Re: [dev] Suckless remote shell?

From: Alexander S. <alex0player_AT_gmail.com>
Date: Fri, 8 Nov 2013 08:22:37 +0400

2013/11/8 Szabolcs Nagy <nsz_AT_port70.net>:
> * Alexander S. <alex0player_AT_gmail.com> [2013-11-08 02:10:49 +0400]:
>> 2013/11/7 Szabolcs Nagy <nsz_AT_port70.net>:
>> > with a single pointer arg this assumes that all pointers have
>> > the same representation or that you create a separate version
>> > of pthread_create for every type used
>> Pthread_create doesn't need to know anything about the type of the
>> pointer! In fact, nobody except the typechecker needs to.
>
> if different pointers have different representations
> then the caller needs to know that at runtime to pass
> the argument to the callback
>
>> Runtime information is only needed if you are going to actually
>> introspect that arbitrary number of args. If you are going to plop
>> them back onto the stack, the only thing you need to know is a total
>> size, which can be calculated in compile time.
>
> that's not how the function call abi works
>
> and what you describe can be done now in c without the syntax:
> allocate a char array on the stack serialize everything into it,
> and pass the pointer and size
>
> you don't get typesafety, but that cannot be done in general
> accross a serialize/deserialize step, you could only type
> check a few special case of that at best.. by making things
> more complicated

There seems to be some misunderstanding about what is type-safety and
when checks are made.
They are actually made when you are calling a function with signature
described above.
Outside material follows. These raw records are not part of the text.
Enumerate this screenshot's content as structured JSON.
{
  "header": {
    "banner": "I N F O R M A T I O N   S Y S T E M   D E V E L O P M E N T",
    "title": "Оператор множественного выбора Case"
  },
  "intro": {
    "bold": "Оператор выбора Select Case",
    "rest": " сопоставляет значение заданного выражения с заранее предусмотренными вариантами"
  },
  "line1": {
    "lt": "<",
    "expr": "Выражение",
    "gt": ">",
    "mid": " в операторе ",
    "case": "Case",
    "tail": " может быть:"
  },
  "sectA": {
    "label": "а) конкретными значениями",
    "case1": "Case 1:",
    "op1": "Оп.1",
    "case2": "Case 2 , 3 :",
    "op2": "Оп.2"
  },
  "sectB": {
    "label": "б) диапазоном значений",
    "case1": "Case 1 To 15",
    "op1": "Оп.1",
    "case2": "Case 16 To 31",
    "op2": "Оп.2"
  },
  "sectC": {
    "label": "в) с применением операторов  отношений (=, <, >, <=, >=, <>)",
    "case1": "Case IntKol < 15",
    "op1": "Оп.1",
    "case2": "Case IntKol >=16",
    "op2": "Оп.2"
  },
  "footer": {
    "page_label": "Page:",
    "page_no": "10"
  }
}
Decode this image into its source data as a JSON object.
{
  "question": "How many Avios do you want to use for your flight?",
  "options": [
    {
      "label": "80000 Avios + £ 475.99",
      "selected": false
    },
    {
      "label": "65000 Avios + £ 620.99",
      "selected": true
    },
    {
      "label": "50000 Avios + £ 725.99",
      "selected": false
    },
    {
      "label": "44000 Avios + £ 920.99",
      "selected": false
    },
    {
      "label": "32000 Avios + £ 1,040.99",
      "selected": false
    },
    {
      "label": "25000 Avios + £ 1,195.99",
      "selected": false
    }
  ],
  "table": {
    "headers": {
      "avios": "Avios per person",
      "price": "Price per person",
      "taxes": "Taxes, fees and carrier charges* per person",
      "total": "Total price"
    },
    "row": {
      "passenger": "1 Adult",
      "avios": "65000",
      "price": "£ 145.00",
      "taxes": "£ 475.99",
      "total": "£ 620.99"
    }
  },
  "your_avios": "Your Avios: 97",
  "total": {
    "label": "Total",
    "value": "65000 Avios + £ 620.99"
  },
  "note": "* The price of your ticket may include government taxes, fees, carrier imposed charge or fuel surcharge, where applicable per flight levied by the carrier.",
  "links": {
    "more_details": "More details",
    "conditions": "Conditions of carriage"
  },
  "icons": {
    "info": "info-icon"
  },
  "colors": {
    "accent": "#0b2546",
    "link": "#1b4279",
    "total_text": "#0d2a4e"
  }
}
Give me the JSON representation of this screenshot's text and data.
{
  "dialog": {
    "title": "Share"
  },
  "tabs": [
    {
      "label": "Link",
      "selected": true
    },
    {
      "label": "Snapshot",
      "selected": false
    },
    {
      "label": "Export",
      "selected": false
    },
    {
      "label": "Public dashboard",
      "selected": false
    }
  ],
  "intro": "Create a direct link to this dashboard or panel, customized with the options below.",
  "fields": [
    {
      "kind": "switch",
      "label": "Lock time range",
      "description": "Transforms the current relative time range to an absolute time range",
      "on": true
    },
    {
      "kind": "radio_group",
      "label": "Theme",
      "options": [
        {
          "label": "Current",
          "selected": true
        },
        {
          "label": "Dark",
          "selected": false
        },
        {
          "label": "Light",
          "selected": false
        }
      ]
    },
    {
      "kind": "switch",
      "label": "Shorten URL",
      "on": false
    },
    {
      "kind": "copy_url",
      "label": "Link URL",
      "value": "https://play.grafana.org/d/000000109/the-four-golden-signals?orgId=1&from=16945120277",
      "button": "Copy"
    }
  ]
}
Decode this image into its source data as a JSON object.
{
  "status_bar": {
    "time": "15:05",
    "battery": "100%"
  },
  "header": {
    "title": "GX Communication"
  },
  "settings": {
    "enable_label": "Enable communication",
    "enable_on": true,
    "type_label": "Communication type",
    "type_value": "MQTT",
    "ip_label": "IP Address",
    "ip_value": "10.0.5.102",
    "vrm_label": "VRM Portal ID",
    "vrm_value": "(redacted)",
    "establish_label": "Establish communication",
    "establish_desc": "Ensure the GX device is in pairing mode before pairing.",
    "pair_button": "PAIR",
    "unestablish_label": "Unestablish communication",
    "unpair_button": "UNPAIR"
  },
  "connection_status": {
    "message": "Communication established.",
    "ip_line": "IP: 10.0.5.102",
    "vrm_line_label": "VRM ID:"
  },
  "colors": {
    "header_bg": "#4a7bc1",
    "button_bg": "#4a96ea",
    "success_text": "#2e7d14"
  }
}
I used higher-order lambda to express the notion
that, for example, an extra argument in pthread_create is the same
type as the only argument to its entry point. To the *implementation*,
these are just opaque pointers. We don't get our typechecking by
substituting templates and checking that calls don't violate the
rules; something more beautiful is going on here. (C++ templates don't
support type lambdas, sadly).

>> expansion C varargs undergo. But, I suppose, asking that all arguments
>> be either floating-point or pointer-size isn't asking too much. It is
>> doable.
>
> the size is not all
>
> there are function pointers, structures with alignment requirements,
> paddings and bitfields, some implementations support more than three
> different floating-point types..
>
> in the end you either have runtime type information to be able to
> unpack the arguments and construct calls with them or you have what
> c has now

Structures are usually passed by pointer anyway if they don't fit in
64-bit register, I believe?
Of course, you can do serialization by hand; but that way, you get it
exactly right in one line looking almost like a call. And a free
type-checking! (See above about why it's compile-type and why
implementation doesn't need to care about it).
But yeah, there is probably not much point in such varargs without
runtime information. They cannot even be used for printf or alike.